Caso contrário, como se daria a morte em etapas mais profundas, onde é necessário, pelo menos recordar as atividades que tivemos nas horas em que o corpo físico repousa.
Alguns, perceberam, sentiram essa aproximação da estação, que traduzimos como a prestação de contas, individual e coletivo, daqueles que entram nas fileiras da revolução interior.
Uns tiveram acesso direto, onde podiam ver as duras provas que alguns eram submetidos.
Uns tiveram, viram o trem parando na estação e se dando os julgamentos.
Outros sentiram as fortes vibrações do momento.

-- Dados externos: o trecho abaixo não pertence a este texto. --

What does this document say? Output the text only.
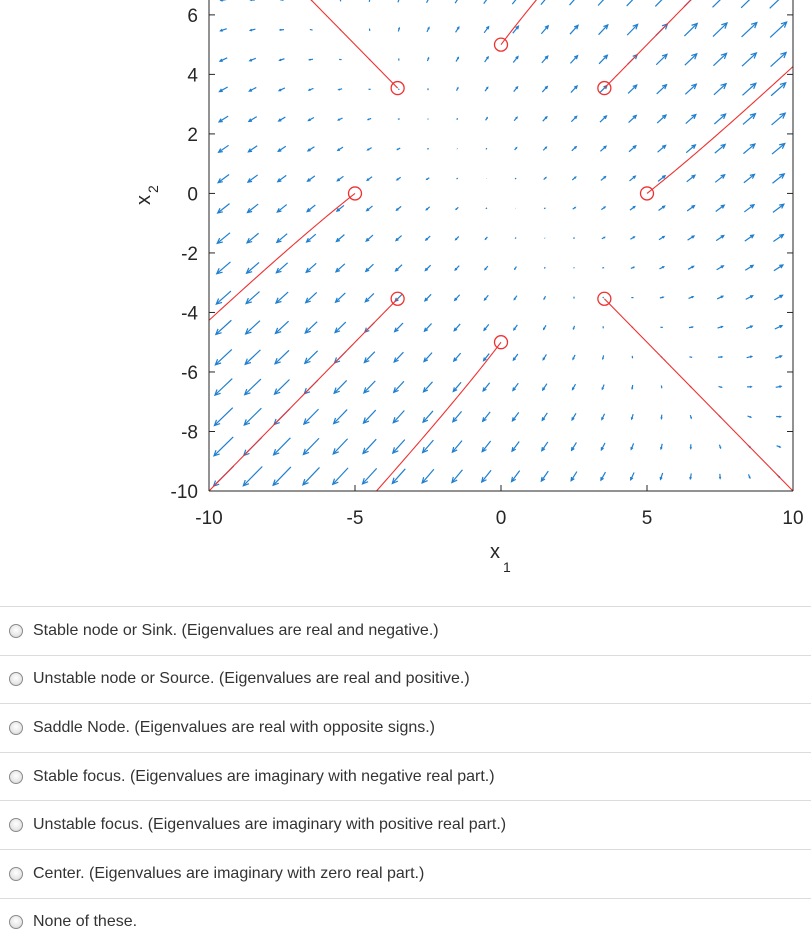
-10	-5	0	5	10
6
4
2
0
-2
-4
-6
-8
-10
x
1
x
2
Stable node or Sink. (Eigenvalues are real and negative.)
Unstable node or Source. (Eigenvalues are real and positive.)
Saddle Node. (Eigenvalues are real with opposite signs.)
Stable focus. (Eigenvalues are imaginary with negative real part.)
Unstable focus. (Eigenvalues are imaginary with positive real part.)
Center. (Eigenvalues are imaginary with zero real part.)
None of these.
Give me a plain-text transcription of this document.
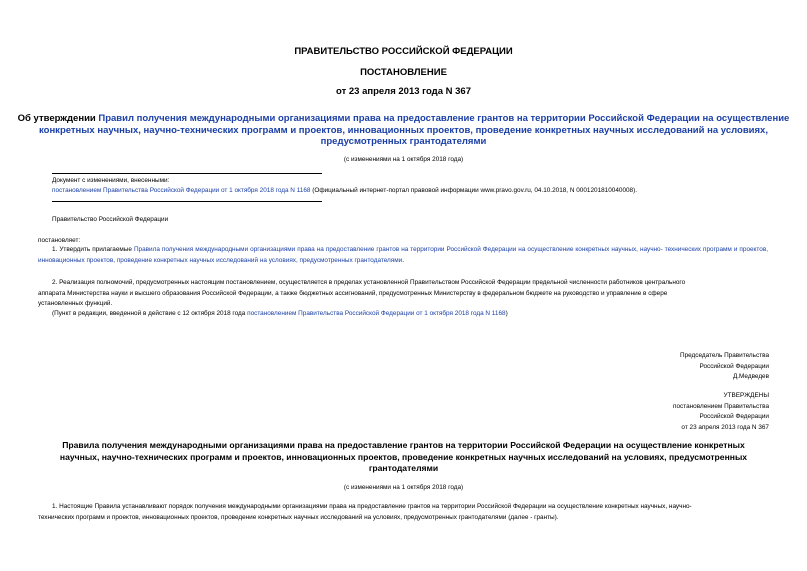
ПРАВИТЕЛЬСТВО РОССИЙСКОЙ ФЕДЕРАЦИИ
ПОСТАНОВЛЕНИЕ
от 23 апреля 2013 года N 367
Об утверждении Правил получения международными организациями права на предоставление грантов на территории Российской Федерации на осуществление
конкретных научных, научно-технических программ и проектов, инновационных проектов, проведение конкретных научных исследований на условиях,
предусмотренных грантодателями
(с изменениями на 1 октября 2018 года)
Документ с изменениями, внесенными:
постановлением Правительства Российской Федерации от 1 октября 2018 года N 1168 (Официальный интернет-портал правовой информации www.pravo.gov.ru, 04.10.2018, N 0001201810040008).
Правительство Российской Федерации
постановляет:
1. Утвердить прилагаемые Правила получения международными организациями права на предоставление грантов на территории Российской Федерации на осуществление конкретных научных, научно- технических программ и проектов, инновационных проектов, проведение конкретных научных исследований на условиях, предусмотренных грантодателями.
2. Реализация полномочий, предусмотренных настоящим постановлением, осуществляется в пределах установленной Правительством Российской Федерации предельной численности работников центрального
аппарата Министерства науки и высшего образования Российской Федерации, а также бюджетных ассигнований, предусмотренных Министерству в федеральном бюджете на руководство и управление в сфере
установленных функций.
(Пункт в редакции, введенной в действие с 12 октября 2018 года постановлением Правительства Российской Федерации от 1 октября 2018 года N 1168)
Председатель Правительства
Российской Федерации
Д.Медведев
УТВЕРЖДЕНЫ
постановлением Правительства
Российской Федерации
от 23 апреля 2013 года N 367
Правила получения международными организациями права на предоставление грантов на территории Российской Федерации на осуществление конкретных
научных, научно-технических программ и проектов, инновационных проектов, проведение конкретных научных исследований на условиях, предусмотренных
грантодателями
(с изменениями на 1 октября 2018 года)
1. Настоящие Правила устанавливают порядок получения международными организациями права на предоставление грантов на территории Российской Федерации на осуществление конкретных научных, научно-
технических программ и проектов, инновационных проектов, проведение конкретных научных исследований на условиях, предусмотренных грантодателями (далее - гранты).
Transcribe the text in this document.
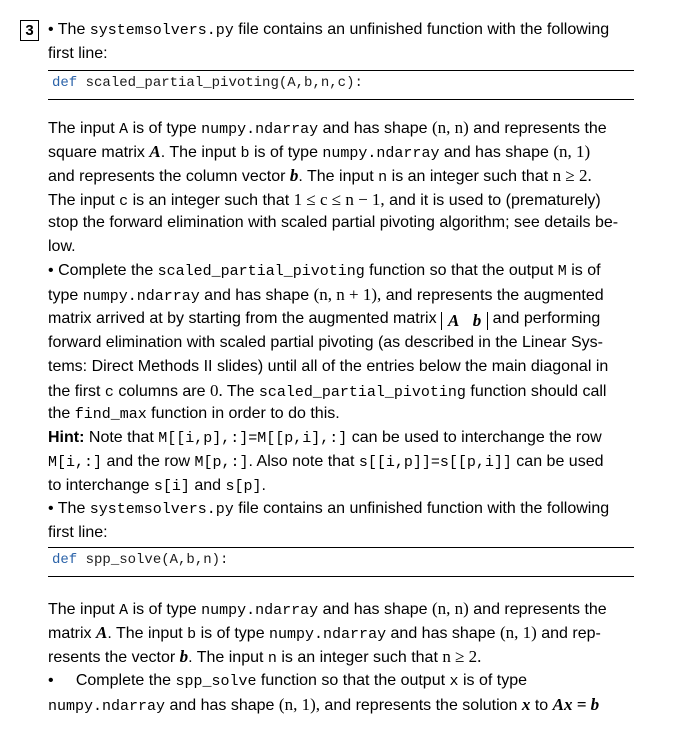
3 • The systemsolvers.py file contains an unfinished function with the following
first line:
def scaled_partial_pivoting(A,b,n,c):
The input A is of type numpy.ndarray and has shape (n, n) and represents the
square matrix A. The input b is of type numpy.ndarray and has shape (n, 1)
and represents the column vector b. The input n is an integer such that n ≥ 2.
The input c is an integer such that 1 ≤ c ≤ n − 1, and it is used to (prematurely)
stop the forward elimination with scaled partial pivoting algorithm; see details be-
low.
• Complete the scaled_partial_pivoting function so that the output M is of
type numpy.ndarray and has shape (n, n + 1), and represents the augmented
matrix arrived at by starting from the augmented matrix A b and performing
forward elimination with scaled partial pivoting (as described in the Linear Sys-
tems: Direct Methods II slides) until all of the entries below the main diagonal in
the first c columns are 0. The scaled_partial_pivoting function should call
the find_max function in order to do this.
Hint: Note that M[[i,p],:]=M[[p,i],:] can be used to interchange the row
M[i,:] and the row M[p,:]. Also note that s[[i,p]]=s[[p,i]] can be used
to interchange s[i] and s[p].
• The systemsolvers.py file contains an unfinished function with the following
first line:
def spp_solve(A,b,n):
The input A is of type numpy.ndarray and has shape (n, n) and represents the
matrix A. The input b is of type numpy.ndarray and has shape (n, 1) and rep-
resents the vector b. The input n is an integer such that n ≥ 2.
• Complete the spp_solve function so that the output x is of type
numpy.ndarray and has shape (n, 1), and represents the solution x to Ax = b
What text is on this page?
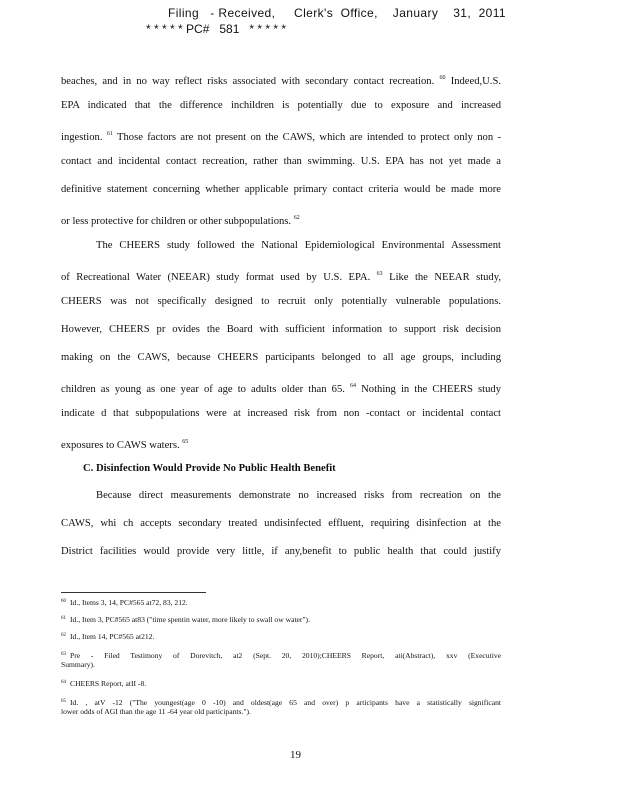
Filing   - Received,     Clerk's  Office,    January    31,  2011
* * * * * PC#   581   * * * * *
beaches, and in no way reflect risks associated with secondary contact recreation. $^{60}$ Indeed,U.S.
EPA indicated that the difference inchildren is potentially due to exposure and increased
ingestion. $^{61}$ Those factors are not present on the CAWS, which are intended to protect only non -
contact and incidental contact recreation, rather than swimming. U.S. EPA has not yet made a
definitive statement concerning whether applicable primary contact criteria would be made more
or less protective for children or other subpopulations. $^{62}$
The CHEERS study followed the National Epidemiological Environmental Assessment
of Recreational Water (NEEAR) study format used by U.S. EPA. $^{63}$ Like the NEEAR study,
CHEERS was not specifically designed to recruit only potentially vulnerable populations.
However, CHEERS pr ovides the Board with sufficient information to support risk decision
making on the CAWS, because CHEERS participants belonged to all age groups, including
children as young as one year of age to adults older than 65. $^{64}$ Nothing in the CHEERS study
indicate d that subpopulations were at increased risk from non -contact or incidental contact
exposures to CAWS waters. $^{65}$
C. Disinfection Would Provide No Public Health Benefit
Because direct measurements demonstrate no increased risks from recreation on the
CAWS, whi ch accepts secondary treated undisinfected effluent, requiring disinfection at the
District facilities would provide very little, if any,benefit to public health that could justify
$^{60}$ Id., Items 3, 14, PC#565 at72, 83, 212.
$^{61}$ Id., Item 3, PC#565 at83 ("time spentin water, more likely to swall ow water").
$^{62}$ Id., Item 14, PC#565 at212.
$^{63}$ Pre - Filed Testimony of Dorevitch, at2 (Sept. 20, 2010);CHEERS Report, ati(Abstract), xxv (Executive
Summary).
$^{64}$ CHEERS Report, atII -8.
$^{65}$ Id. , atV -12 ("The youngest(age 0 -10) and oldest(age 65 and over) p articipants have a statistically significant
lower odds of AGI than the age 11 -64 year old participants.").
19
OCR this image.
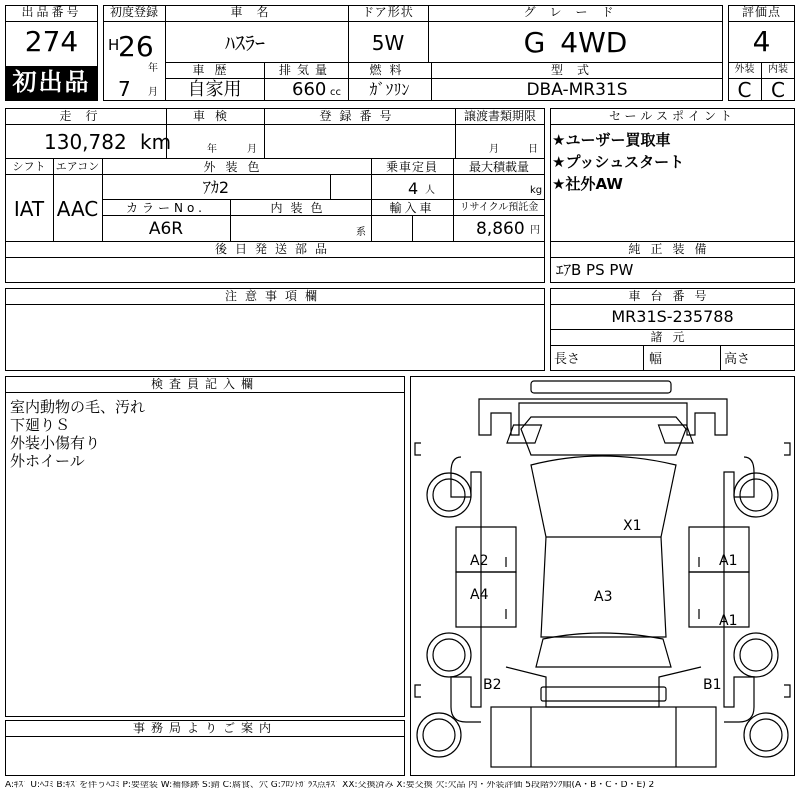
出品番号
274
初出品
初度登録
H
26
年
7 月
車名
ﾊｽﾗｰ
ドア形状
5W
グレード
G 4WD
車歴
自家用
排気量
660 cc
燃料
ｶﾞｿﾘﾝ
型式
DBA-MR31S
評価点
4
外装	内装
C C
走行
130,782 km
車検
年	月
登録番号	譲渡書類期限
月	日
シフト
IAT
エアコン
AAC
外装色
ｱｶ2
乗車定員
4 人
最大積載量
kg
カラーNo.
A6R
内装色
系
輸入車	リサイクル預託金
8,860 円
後日発送部品
セールスポイント
★ユーザー買取車
★プッシュスタート
★社外AW
純正装備
ｴｱB PS PW
注意事項欄	車台番号
MR31S-235788
諸元
長さ	幅	高さ
検査員記入欄
室内動物の毛、汚れ
下廻りＳ
外装小傷有り
外ホイール
事務局よりご案内
X1
A2	A1
A4	A3
A1
B2	B1
A:ｷｽﾞ U:ﾍｺﾐ B:ｷｽﾞを伴うﾍｺﾐ P:要塗装 W:補修跡 S:錆 C:腐食、穴 G:ﾌﾛﾝﾄｶﾞﾗｽ点ｷｽﾞ XX:交換済み X:要交換 欠:欠品 内・外装評価 5段階ﾗﾝｸ順(A・B・C・D・E) 2
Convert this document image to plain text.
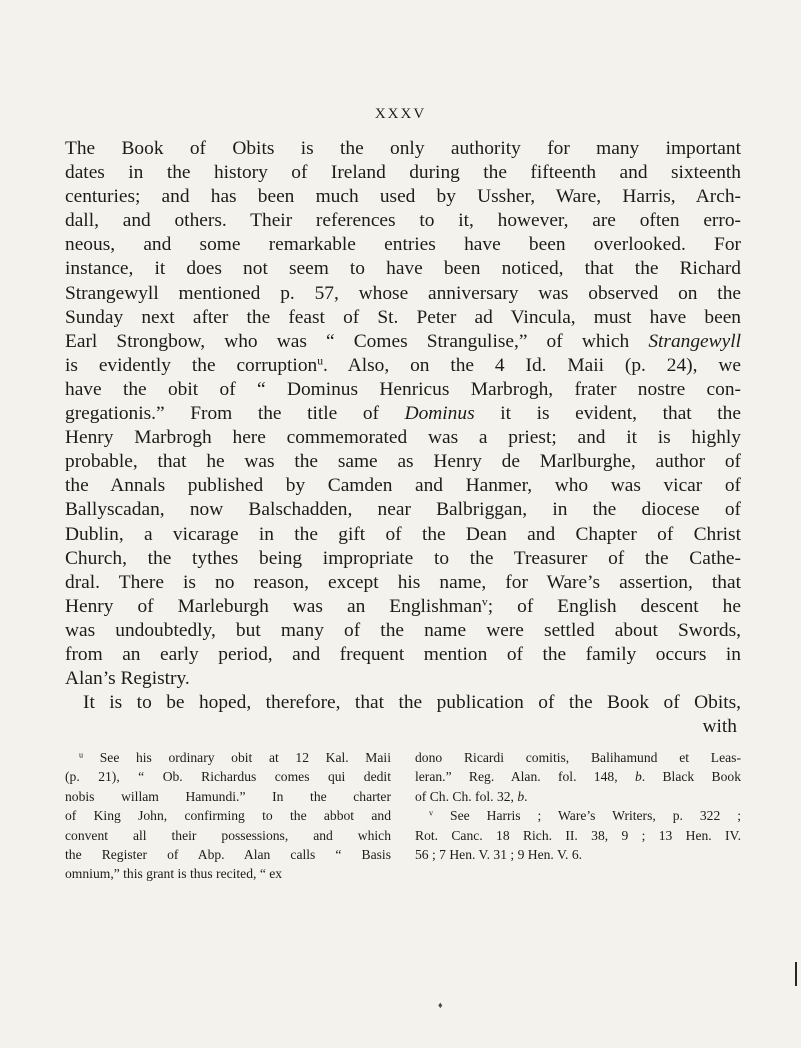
XXXV
The Book of Obits is the only authority for many important
dates in the history of Ireland during the fifteenth and sixteenth
centuries; and has been much used by Ussher, Ware, Harris, Arch-
dall, and others. Their references to it, however, are often erro-
neous, and some remarkable entries have been overlooked. For
instance, it does not seem to have been noticed, that the Richard
Strangewyll mentioned p. 57, whose anniversary was observed on the
Sunday next after the feast of St. Peter ad Vincula, must have been
Earl Strongbow, who was “ Comes Strangulise,” of which Strangewyll
is evidently the corruption$^u$. Also, on the 4 Id. Maii (p. 24), we
have the obit of “ Dominus Henricus Marbrogh, frater nostre con-
gregationis.” From the title of Dominus it is evident, that the
Henry Marbrogh here commemorated was a priest; and it is highly
probable, that he was the same as Henry de Marlburghe, author of
the Annals published by Camden and Hanmer, who was vicar of
Ballyscadan, now Balschadden, near Balbriggan, in the diocese of
Dublin, a vicarage in the gift of the Dean and Chapter of Christ
Church, the tythes being impropriate to the Treasurer of the Cathe-
dral. There is no reason, except his name, for Ware’s assertion, that
Henry of Marleburgh was an Englishman$^v$; of English descent he
was undoubtedly, but many of the name were settled about Swords,
from an early period, and frequent mention of the family occurs in
Alan’s Registry.
It is to be hoped, therefore, that the publication of the Book of Obits,
with
$^u$ See his ordinary obit at 12 Kal. Maii
(p. 21), “ Ob. Richardus comes qui dedit
nobis willam Hamundi.” In the charter
of King John, confirming to the abbot and
convent all their possessions, and which
the Register of Abp. Alan calls “ Basis
omnium,” this grant is thus recited, “ ex
dono Ricardi comitis, Balihamund et Leas-
leran.” Reg. Alan. fol. 148, b. Black Book
of Ch. Ch. fol. 32, b.
$^v$ See Harris ; Ware’s Writers, p. 322 ;
Rot. Canc. 18 Rich. II. 38, 9 ; 13 Hen. IV.
56 ; 7 Hen. V. 31 ; 9 Hen. V. 6.
♦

Com isto, temos ser atentos nestes acontecidos, mas no entanto, sem sermos tiranos, ou indo aos extremo da misericórdia.
Temos que neles, ver que as coisas estão se afunilando cada vez mais.
E tem que dar, o trem na última estação...seja ela a nosso trabalho, seja ela a do trabalho coletivo.
Anos, quantos anos para isto? Não nos cabe isso, pois se apenas um se der ao pleno trabalho o tempo deixa de existir.
Pois vai se abrir as possibilidades de justiça e misericórdia para com aquele ser.

Alguns entendem como que nestas horas, se deve esmorecer aos trabalhos internos e divulgação.
Afirmamos que é um engano muito grave.
Temos que nestes momentos onde o trem para numa estação, intensificar, o trabalho e a divulgação.

Se paramos o trabalho interno, nos colhe a justiça.
Se paramos a divulgação, a justiça colhe o coletivo.
E o trem, terá enfim chegado a uma estação final.

Que cada um aumente os esforços onde seja necessário.
Aqueles que receberam o básico do ensinamento, tem as plenas condições de entender o que lhe faculta fazer.
Os antigos, pesa muito mais, pois devem equilibrar o Morrer, Nascer e o Sacrifício.